Once the diagnostic setup has been agreed by the patient and clinician, it can be used to construct a stent (or guide) for radiographic imaging and surgical placement of the implants (Fig. 2.5D–F). The stent/guide can be positioned on the original cast, and with reference to the radiographs the clinician can decide upon the optimum location, number, and type of implants.
BASIC TREATMENT ORDER
Deciding on the treatment order may be very straightforward in some circumstances and in others extremely difficult, particularly for those cases involving transitional restorations.

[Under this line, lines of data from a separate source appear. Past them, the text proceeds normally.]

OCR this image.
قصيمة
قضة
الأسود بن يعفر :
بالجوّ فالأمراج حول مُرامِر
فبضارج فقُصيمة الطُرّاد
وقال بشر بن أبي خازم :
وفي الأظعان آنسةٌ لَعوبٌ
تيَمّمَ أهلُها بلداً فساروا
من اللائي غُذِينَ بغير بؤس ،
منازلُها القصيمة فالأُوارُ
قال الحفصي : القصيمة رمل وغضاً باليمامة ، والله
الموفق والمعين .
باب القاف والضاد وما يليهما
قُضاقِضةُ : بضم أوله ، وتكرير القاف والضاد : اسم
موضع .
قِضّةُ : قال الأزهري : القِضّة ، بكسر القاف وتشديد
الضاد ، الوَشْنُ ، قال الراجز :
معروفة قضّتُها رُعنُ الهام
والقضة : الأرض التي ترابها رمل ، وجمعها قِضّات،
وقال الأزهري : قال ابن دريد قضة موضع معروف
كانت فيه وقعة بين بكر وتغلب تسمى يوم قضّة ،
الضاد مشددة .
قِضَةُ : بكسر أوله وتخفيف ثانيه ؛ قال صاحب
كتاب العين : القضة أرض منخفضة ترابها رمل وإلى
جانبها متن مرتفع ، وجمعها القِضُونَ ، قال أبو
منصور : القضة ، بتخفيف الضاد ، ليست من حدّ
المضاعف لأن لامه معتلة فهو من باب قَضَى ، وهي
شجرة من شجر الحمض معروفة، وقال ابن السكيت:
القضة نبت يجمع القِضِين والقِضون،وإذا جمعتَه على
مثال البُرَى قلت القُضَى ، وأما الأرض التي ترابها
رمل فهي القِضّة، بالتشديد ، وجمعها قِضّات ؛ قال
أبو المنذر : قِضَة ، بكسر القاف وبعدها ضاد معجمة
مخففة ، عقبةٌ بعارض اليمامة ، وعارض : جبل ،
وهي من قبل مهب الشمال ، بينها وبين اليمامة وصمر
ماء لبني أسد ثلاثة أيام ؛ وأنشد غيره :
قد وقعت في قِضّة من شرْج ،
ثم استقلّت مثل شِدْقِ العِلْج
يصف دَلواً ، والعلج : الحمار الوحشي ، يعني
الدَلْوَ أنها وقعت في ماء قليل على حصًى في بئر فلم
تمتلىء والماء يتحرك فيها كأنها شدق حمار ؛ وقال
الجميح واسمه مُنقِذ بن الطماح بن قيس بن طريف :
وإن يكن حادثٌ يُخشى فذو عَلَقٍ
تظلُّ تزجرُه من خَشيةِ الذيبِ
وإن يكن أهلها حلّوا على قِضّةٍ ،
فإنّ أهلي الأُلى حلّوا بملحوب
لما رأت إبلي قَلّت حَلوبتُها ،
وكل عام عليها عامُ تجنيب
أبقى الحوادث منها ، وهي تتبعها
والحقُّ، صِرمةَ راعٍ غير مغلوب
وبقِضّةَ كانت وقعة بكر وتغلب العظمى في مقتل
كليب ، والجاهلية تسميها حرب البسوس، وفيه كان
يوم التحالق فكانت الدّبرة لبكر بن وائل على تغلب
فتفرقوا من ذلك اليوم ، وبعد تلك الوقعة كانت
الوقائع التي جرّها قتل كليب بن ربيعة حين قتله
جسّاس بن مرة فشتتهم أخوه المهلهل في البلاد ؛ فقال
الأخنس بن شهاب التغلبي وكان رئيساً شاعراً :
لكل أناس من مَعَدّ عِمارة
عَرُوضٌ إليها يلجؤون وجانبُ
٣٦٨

A traditional plan may include the following:
- Examination—clinical and initial radiographic
- Diagnostic setup, provisional restoration, and specialized radiographs if required
- Discussion of treatment options with the patient and decision on final restoration
- Completion of any necessary dental treatment including : Extraction of hopeless teeth, Periodontal treatment and Restorative treatment, new restorations and/or endodontics as required
- Construction of provisional or transitional restorations if required
- Construction of surgical guide or stent
- Surgical placement of implants
- Allow adequate time for healing/osseointegration according to protocol, bone quality, and functional demands
- Prosthodontic phase
It is imperative to consider all treatment options with the patient, and during detailed planning it may become apparent that an alternative solution is preferred. In all cases the implant treatment should be part of an overall plan to ensure health of any remaining teeth and soft tissues. Once the goal or end point has been agreed it should be possible to work back to formulate the treatment sequence. The cost of the proposed treatment plan is also of great relevance. The greater the number of implants placed, the higher will be the cost, and this may therefore place limits on treatment options. In difficult cases it is better to place additional implants to the minimum number required to take account of possible failure and improved predictability and biomechanics.